The trial court determined that the activities of the crew leaders were not performed by a farmer.  As such, the transportation activities that occurred wholly off of the farm were not exempt from the requirement to pay the overtime wage rate of time and a half for the hours worked exceeding 40 hours per week.  29 U.S.C. §207((a)(1).   

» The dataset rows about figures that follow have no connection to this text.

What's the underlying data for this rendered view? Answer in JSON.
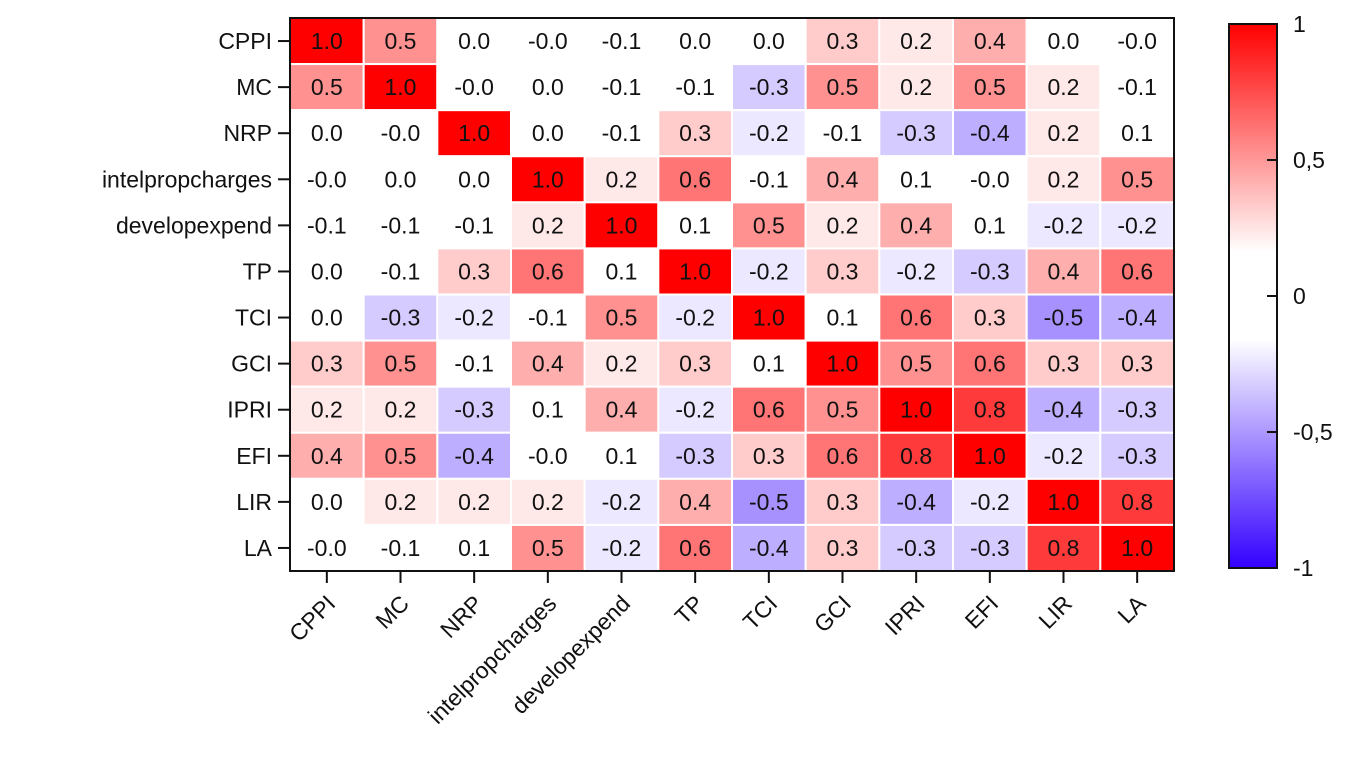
{
  "chart_data": {
    "type": "heatmap",
    "title": "",
    "xlabel": "",
    "ylabel": "",
    "rows": [
      "CPPI",
      "MC",
      "NRP",
      "intelpropcharges",
      "developexpend",
      "TP",
      "TCI",
      "GCI",
      "IPRI",
      "EFI",
      "LIR",
      "LA"
    ],
    "columns": [
      "CPPI",
      "MC",
      "NRP",
      "intelpropcharges",
      "developexpend",
      "TP",
      "TCI",
      "GCI",
      "IPRI",
      "EFI",
      "LIR",
      "LA"
    ],
    "values": [
      [
        1.0,
        0.5,
        0.0,
        -0.0,
        -0.1,
        0.0,
        0.0,
        0.3,
        0.2,
        0.4,
        0.0,
        -0.0
      ],
      [
        0.5,
        1.0,
        -0.0,
        0.0,
        -0.1,
        -0.1,
        -0.3,
        0.5,
        0.2,
        0.5,
        0.2,
        -0.1
      ],
      [
        0.0,
        -0.0,
        1.0,
        0.0,
        -0.1,
        0.3,
        -0.2,
        -0.1,
        -0.3,
        -0.4,
        0.2,
        0.1
      ],
      [
        -0.0,
        0.0,
        0.0,
        1.0,
        0.2,
        0.6,
        -0.1,
        0.4,
        0.1,
        -0.0,
        0.2,
        0.5
      ],
      [
        -0.1,
        -0.1,
        -0.1,
        0.2,
        1.0,
        0.1,
        0.5,
        0.2,
        0.4,
        0.1,
        -0.2,
        -0.2
      ],
      [
        0.0,
        -0.1,
        0.3,
        0.6,
        0.1,
        1.0,
        -0.2,
        0.3,
        -0.2,
        -0.3,
        0.4,
        0.6
      ],
      [
        0.0,
        -0.3,
        -0.2,
        -0.1,
        0.5,
        -0.2,
        1.0,
        0.1,
        0.6,
        0.3,
        -0.5,
        -0.4
      ],
      [
        0.3,
        0.5,
        -0.1,
        0.4,
        0.2,
        0.3,
        0.1,
        1.0,
        0.5,
        0.6,
        0.3,
        0.3
      ],
      [
        0.2,
        0.2,
        -0.3,
        0.1,
        0.4,
        -0.2,
        0.6,
        0.5,
        1.0,
        0.8,
        -0.4,
        -0.3
      ],
      [
        0.4,
        0.5,
        -0.4,
        -0.0,
        0.1,
        -0.3,
        0.3,
        0.6,
        0.8,
        1.0,
        -0.2,
        -0.3
      ],
      [
        0.0,
        0.2,
        0.2,
        0.2,
        -0.2,
        0.4,
        -0.5,
        0.3,
        -0.4,
        -0.2,
        1.0,
        0.8
      ],
      [
        -0.0,
        -0.1,
        0.1,
        0.5,
        -0.2,
        0.6,
        -0.4,
        0.3,
        -0.3,
        -0.3,
        0.8,
        1.0
      ]
    ],
    "value_labels": [
      [
        "1.0",
        "0.5",
        "0.0",
        "-0.0",
        "-0.1",
        "0.0",
        "0.0",
        "0.3",
        "0.2",
        "0.4",
        "0.0",
        "-0.0"
      ],
      [
        "0.5",
        "1.0",
        "-0.0",
        "0.0",
        "-0.1",
        "-0.1",
        "-0.3",
        "0.5",
        "0.2",
        "0.5",
        "0.2",
        "-0.1"
      ],
      [
        "0.0",
        "-0.0",
        "1.0",
        "0.0",
        "-0.1",
        "0.3",
        "-0.2",
        "-0.1",
        "-0.3",
        "-0.4",
        "0.2",
        "0.1"
      ],
      [
        "-0.0",
        "0.0",
        "0.0",
        "1.0",
        "0.2",
        "0.6",
        "-0.1",
        "0.4",
        "0.1",
        "-0.0",
        "0.2",
        "0.5"
      ],
      [
        "-0.1",
        "-0.1",
        "-0.1",
        "0.2",
        "1.0",
        "0.1",
        "0.5",
        "0.2",
        "0.4",
        "0.1",
        "-0.2",
        "-0.2"
      ],
      [
        "0.0",
        "-0.1",
        "0.3",
        "0.6",
        "0.1",
        "1.0",
        "-0.2",
        "0.3",
        "-0.2",
        "-0.3",
        "0.4",
        "0.6"
      ],
      [
        "0.0",
        "-0.3",
        "-0.2",
        "-0.1",
        "0.5",
        "-0.2",
        "1.0",
        "0.1",
        "0.6",
        "0.3",
        "-0.5",
        "-0.4"
      ],
      [
        "0.3",
        "0.5",
        "-0.1",
        "0.4",
        "0.2",
        "0.3",
        "0.1",
        "1.0",
        "0.5",
        "0.6",
        "0.3",
        "0.3"
      ],
      [
        "0.2",
        "0.2",
        "-0.3",
        "0.1",
        "0.4",
        "-0.2",
        "0.6",
        "0.5",
        "1.0",
        "0.8",
        "-0.4",
        "-0.3"
      ],
      [
        "0.4",
        "0.5",
        "-0.4",
        "-0.0",
        "0.1",
        "-0.3",
        "0.3",
        "0.6",
        "0.8",
        "1.0",
        "-0.2",
        "-0.3"
      ],
      [
        "0.0",
        "0.2",
        "0.2",
        "0.2",
        "-0.2",
        "0.4",
        "-0.5",
        "0.3",
        "-0.4",
        "-0.2",
        "1.0",
        "0.8"
      ],
      [
        "-0.0",
        "-0.1",
        "0.1",
        "0.5",
        "-0.2",
        "0.6",
        "-0.4",
        "0.3",
        "-0.3",
        "-0.3",
        "0.8",
        "1.0"
      ]
    ],
    "colorbar": {
      "range": [
        -1,
        1
      ],
      "ticks": [
        1,
        0.5,
        0,
        -0.5,
        -1
      ],
      "tick_labels": [
        "1",
        "0,5",
        "0",
        "-0,5",
        "-1"
      ],
      "colors": {
        "low": "#3300ff",
        "mid": "#ffffff",
        "high": "#ff0000"
      }
    },
    "grid": true,
    "legend": "right"
  }
}
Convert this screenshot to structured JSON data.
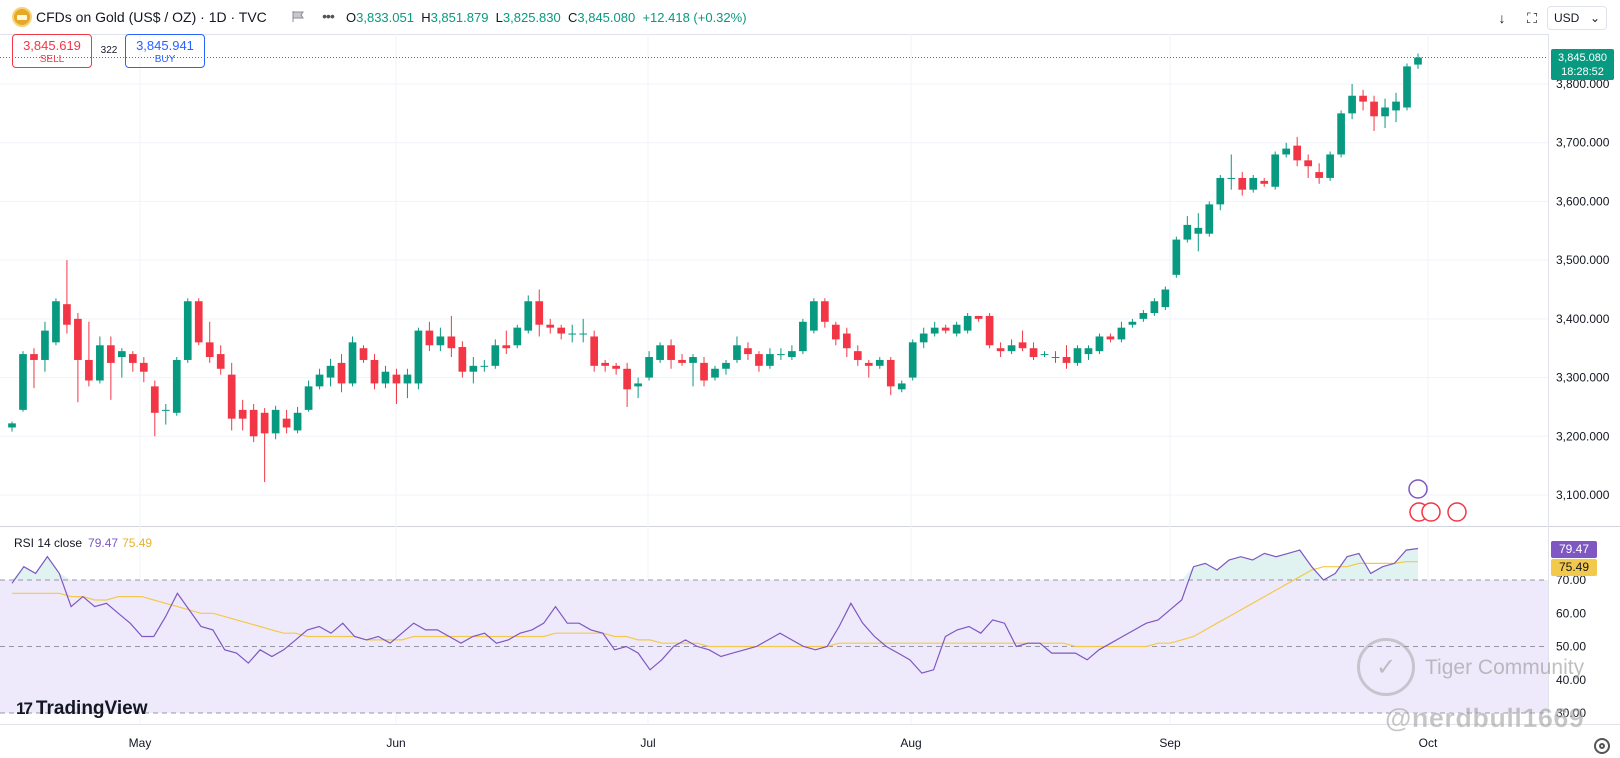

The appellate court affirmed, finding that the transportation of the workers did not involve “farming.”  The appellate court also determined that the transportation activity did not constitute “secondary agriculture” because it wasn’t performed by a farmer or performed on the farm.  In addition, the appellate court concluded that the defendant was not a “farmer” because it did not “own, lease, or control” the farms or crops that the workers harvested.  See 29 C.F.R. §780.131The appellate court also determined that the defendant could not utilize the primary and secondary definition of “agriculture.”  The activity at issue did not occur on a “farm.” Thus, because the activity of the crew leaders in transporting the field workers to town and back was not performed on a farm or by a farmer, the appellate court affirmed the plaintiff’s motion for summary judgment. 

Conclusion

Agriculture often has special rules that apply in the context of the law, including tax law.  The overtime exemption under the FLSA is just one of those unique areas.  But, to use the rule for agriculture, one must satisfy the applicable definitions.